Literature studies are often paired with a MSc thesis. In exceptional cases (e.g., a MSc thesis with industry) I am happy to supervise literature studies on all areas related to the BSc and MSc topics above.
These project have been completed and are no longer offered. If you find the topic very interesting, I am happy to discuss about possible follow-up projects on the same topics.
[Compressed strings in a language VM]. Modern language VMs such as Google V8 or the Java Virtual Machine (JVM) represent in-memory strings using advanced runtime techniques such as Ropes. In this project we want to investigate if/how compression algorithms can be used in the context of language VMs to reduce memory consumption for large in-memory strings without negative performance impacts. Related work (1).
[ML-based inlining for the Graal compiler]. Advanced dynamic JIT compilers such as Graal rely on several of heuristics-based algorithms to perform compiler optimizations. Such heuristics are often hand-tuned. In this project we want to explore using Machine Learning to replace the inlining heuristics used in a modern compiler with a ML model, with the goal of improving performance.
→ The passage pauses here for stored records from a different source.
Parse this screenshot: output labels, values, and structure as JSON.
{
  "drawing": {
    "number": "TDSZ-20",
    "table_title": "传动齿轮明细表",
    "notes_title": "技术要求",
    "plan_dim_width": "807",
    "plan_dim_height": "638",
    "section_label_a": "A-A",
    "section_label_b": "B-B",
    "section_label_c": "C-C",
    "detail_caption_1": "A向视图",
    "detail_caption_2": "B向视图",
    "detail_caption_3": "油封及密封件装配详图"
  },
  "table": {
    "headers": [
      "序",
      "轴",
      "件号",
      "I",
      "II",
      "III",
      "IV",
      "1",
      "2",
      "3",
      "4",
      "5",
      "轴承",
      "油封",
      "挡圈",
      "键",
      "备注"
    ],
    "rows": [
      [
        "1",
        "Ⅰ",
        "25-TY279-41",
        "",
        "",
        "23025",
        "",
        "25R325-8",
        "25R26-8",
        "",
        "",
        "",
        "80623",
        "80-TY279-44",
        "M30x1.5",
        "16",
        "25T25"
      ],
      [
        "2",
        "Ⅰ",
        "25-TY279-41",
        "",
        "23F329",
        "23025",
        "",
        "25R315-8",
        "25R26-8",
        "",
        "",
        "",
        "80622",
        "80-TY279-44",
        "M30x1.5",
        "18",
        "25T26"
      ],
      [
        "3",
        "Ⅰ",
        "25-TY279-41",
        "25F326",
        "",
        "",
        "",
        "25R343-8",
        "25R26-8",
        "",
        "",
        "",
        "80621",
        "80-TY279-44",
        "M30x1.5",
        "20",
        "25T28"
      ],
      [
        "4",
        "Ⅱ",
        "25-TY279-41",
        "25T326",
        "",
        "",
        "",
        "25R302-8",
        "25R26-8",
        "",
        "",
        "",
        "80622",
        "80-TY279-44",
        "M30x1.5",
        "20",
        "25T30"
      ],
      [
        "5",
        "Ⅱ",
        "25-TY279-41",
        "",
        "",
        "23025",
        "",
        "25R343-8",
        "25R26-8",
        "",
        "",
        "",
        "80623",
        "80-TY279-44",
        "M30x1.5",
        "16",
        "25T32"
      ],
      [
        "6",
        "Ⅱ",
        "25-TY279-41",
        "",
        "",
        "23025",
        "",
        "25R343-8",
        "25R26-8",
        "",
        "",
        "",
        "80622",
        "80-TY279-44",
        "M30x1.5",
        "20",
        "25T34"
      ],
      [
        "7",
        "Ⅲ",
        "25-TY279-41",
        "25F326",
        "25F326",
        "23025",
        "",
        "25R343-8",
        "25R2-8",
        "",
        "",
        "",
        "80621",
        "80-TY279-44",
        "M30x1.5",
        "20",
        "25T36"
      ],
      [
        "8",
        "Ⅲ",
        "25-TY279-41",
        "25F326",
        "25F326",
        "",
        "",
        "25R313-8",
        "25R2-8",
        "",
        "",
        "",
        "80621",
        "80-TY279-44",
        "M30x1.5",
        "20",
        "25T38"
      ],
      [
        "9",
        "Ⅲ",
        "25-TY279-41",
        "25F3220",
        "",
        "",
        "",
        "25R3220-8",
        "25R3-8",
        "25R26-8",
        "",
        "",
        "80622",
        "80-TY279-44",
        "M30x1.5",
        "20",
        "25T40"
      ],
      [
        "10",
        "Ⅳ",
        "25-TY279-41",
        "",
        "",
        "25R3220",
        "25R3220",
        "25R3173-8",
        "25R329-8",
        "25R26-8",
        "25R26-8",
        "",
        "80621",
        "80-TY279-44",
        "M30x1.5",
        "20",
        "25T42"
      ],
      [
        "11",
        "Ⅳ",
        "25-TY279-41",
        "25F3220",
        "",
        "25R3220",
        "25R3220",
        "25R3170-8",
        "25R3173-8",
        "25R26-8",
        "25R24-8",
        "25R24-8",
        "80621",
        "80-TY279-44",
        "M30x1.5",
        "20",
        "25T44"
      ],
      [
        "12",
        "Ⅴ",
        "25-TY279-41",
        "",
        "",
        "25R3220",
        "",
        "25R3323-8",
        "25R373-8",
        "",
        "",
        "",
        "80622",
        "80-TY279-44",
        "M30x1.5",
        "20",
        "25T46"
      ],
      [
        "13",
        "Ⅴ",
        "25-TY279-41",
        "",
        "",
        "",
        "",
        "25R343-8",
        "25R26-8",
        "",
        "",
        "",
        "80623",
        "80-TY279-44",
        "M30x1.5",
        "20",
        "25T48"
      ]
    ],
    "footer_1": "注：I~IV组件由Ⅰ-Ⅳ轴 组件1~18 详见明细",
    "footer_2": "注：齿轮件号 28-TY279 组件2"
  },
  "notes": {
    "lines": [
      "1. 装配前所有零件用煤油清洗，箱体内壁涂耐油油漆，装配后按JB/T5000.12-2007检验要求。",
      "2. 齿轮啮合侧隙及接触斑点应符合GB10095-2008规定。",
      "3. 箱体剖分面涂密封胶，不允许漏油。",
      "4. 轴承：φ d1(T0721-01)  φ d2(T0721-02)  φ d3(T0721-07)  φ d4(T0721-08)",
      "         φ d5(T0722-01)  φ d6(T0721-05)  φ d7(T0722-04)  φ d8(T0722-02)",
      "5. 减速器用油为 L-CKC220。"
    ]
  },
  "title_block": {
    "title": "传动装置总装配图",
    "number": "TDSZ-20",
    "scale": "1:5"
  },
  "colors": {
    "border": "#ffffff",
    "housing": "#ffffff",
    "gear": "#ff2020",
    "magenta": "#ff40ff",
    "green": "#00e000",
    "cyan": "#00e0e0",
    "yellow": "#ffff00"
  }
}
[Binary layout performance impact]. The way an executable file is stored on disk has a potential impact on the application’s startup performance. For example, large binary files might result in hundreds of page faults depending on the order in which functions are declared and executed. In this project we want to develop automatic compiler-driven techniques to optimize the layout of binary files with the goal of improving application startup.
_